Sure, the results of this election will change the way left-leaning women view and interact with the men in their lives for at least the next four years, if not forever. However, I think that America is so structured around the patriarchy and we are so affected by the coming and going of trends on social media, that not enough women will separate themselves from the men in their lives or keep enough interest in the movement to make an actual impact.
I’m not trying to negate the impact or importance of the 4B movement in South Korea or the choices of the American women choosing to take part, I just think it will take an extensive amount of participation and a significant amount of effort to get our voices heard through a movement like 4B in the states.
In a New York Times article going in-depth about how the 4B movement might translate in American politics and activism, Marie Solis talks about heteropessimism — quoting Asa Seresin, a gender and sexuality scholar — to define it as “performative disaffiliations with heterosexuality, usually expressed in the form of regret, embarrassment, or hopelessness about straight experience.”
Noting that this type of activism can be seen as performative is just another reason I feel like this movement wouldn’t have an impact on America.
This does not mean that we couldn’t do something similar to 4B — true impact starts with community organizing. Women — and everyone for that matter — need to band together, share ideas and create support to push back against individualism to build a community. It’s important for us to talk about the issues affecting us so that they get addressed.

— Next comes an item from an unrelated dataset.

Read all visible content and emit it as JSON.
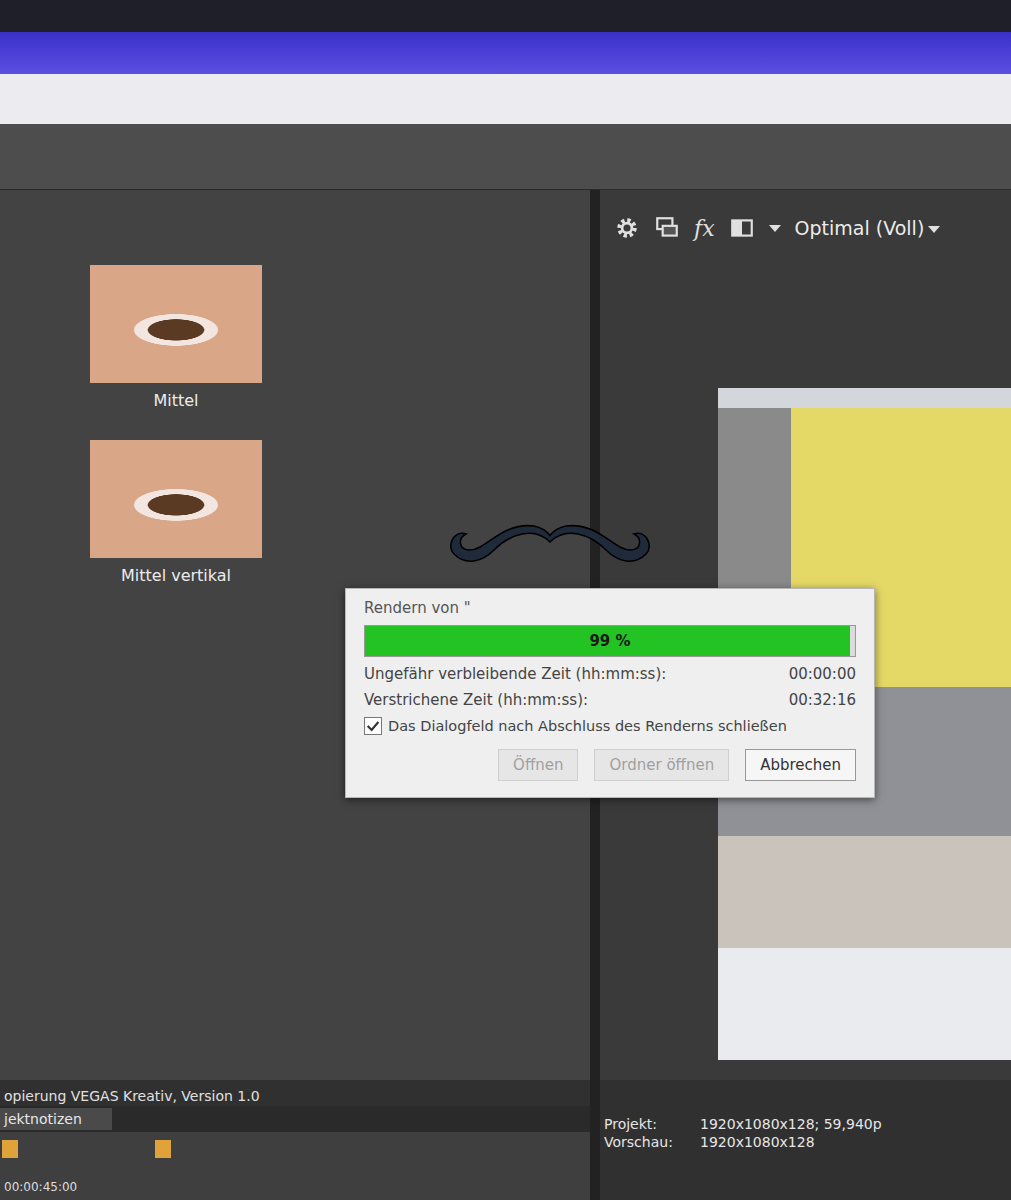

Kami Rieck, in an opinion piece for the New York Times, notes that there are more effective and sustainable ways for women to protest. Rieck also says that sex strikes hardly work.
“In response to rising gender inequality, women should harness their political and economic power to demand change rather than limit ourselves to our sexual power,” said Rieck. “We would be best served by rejecting unequal household duties, engaging in a consumer strike or boycotting discriminatory companies.”